En cas d’exposition aux fumées, quelques gestes simples permettent de limiter les risques :

  • Rester à l’intérieur et limiter les déplacements.
  • Fermer portes et fenêtres, et réduire les entrées d’air.
  • Éviter les efforts physiques en extérieur.
  • Ne pas aggraver la pollution intérieure (encens, bougies…).

Pour les personnes fragiles, le port d’un masque de type FFP2 peut être recommandé. En cas de gêne respiratoire, il est conseillé de consulter un médecin.

  • Limiter les déplacements et le temps passé à l’extérieur.
  • Garder les portes et fenêtres fermées et n’aérer que lorsque les conditions le permettent,
  • Occulter les aérations avec des linges humides,
  • Arrêter les ventilations mécaniques contrôlées (VMC) durant les épisodes de fumées,
  • Éviter les activités physiques en plein air dans le secteur.

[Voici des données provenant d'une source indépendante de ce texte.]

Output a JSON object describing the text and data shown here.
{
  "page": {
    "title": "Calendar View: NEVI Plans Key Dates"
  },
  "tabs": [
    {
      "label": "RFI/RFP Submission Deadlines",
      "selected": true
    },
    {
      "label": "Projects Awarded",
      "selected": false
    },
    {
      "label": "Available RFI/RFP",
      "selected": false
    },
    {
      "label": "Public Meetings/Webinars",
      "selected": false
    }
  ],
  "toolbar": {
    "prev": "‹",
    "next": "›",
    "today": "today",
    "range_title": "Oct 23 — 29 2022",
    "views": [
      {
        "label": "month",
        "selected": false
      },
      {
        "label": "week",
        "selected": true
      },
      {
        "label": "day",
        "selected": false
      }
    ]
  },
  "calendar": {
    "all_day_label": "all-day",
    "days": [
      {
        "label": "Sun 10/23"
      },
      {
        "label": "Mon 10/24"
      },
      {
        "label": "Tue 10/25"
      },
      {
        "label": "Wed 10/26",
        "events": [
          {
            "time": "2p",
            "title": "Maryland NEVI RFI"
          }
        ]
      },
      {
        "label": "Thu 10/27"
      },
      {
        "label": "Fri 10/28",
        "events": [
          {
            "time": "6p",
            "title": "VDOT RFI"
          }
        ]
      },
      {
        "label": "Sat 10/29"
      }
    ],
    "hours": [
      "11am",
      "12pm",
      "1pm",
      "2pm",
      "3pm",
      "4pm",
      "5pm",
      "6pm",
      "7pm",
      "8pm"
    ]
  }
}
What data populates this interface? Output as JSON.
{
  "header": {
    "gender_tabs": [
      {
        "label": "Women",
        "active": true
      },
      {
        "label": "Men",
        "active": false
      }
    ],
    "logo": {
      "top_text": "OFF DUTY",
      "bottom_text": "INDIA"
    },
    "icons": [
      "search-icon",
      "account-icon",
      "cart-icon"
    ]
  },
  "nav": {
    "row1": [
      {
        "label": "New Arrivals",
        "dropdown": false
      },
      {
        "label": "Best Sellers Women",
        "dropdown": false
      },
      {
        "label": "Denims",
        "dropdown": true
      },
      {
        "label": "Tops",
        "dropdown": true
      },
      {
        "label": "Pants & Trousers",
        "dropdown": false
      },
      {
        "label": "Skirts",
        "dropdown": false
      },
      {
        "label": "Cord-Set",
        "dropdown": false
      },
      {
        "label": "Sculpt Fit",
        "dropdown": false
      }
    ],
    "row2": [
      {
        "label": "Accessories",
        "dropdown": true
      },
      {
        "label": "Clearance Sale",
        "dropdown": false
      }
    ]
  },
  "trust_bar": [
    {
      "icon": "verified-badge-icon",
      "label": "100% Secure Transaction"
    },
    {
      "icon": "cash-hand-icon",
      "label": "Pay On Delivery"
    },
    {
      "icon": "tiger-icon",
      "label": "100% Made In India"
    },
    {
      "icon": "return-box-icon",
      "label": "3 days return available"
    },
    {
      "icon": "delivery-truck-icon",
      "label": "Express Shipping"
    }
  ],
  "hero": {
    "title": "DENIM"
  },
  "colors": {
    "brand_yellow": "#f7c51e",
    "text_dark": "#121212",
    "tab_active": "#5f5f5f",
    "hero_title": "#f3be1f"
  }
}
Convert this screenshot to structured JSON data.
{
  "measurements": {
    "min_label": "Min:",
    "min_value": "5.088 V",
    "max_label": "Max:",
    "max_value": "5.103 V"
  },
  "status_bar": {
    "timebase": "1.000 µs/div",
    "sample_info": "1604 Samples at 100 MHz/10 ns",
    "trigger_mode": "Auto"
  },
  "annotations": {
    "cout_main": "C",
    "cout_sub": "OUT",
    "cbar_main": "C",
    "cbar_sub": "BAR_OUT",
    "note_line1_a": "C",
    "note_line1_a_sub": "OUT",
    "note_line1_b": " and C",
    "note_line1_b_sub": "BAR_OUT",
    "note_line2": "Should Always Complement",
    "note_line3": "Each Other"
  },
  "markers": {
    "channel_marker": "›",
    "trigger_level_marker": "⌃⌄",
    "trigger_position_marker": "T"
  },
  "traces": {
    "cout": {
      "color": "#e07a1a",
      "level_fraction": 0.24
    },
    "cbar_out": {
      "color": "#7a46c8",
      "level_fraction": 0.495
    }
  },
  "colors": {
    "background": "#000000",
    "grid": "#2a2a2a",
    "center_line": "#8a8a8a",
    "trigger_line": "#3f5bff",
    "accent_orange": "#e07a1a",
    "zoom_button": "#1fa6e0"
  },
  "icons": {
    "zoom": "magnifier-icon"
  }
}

Un impact aussi sur l’environnement

Les effets ne se limitent pas à l’air. Les cendres et substances toxiques issues des incendies contaminent les sols et les eaux, perturbant les écosystèmes.

La faune et la flore sont aussi affectées : troubles de la santé animale, modification des comportements, dégradation des cultures agricoles ou prolifération d’algues dans les milieux aquatiques.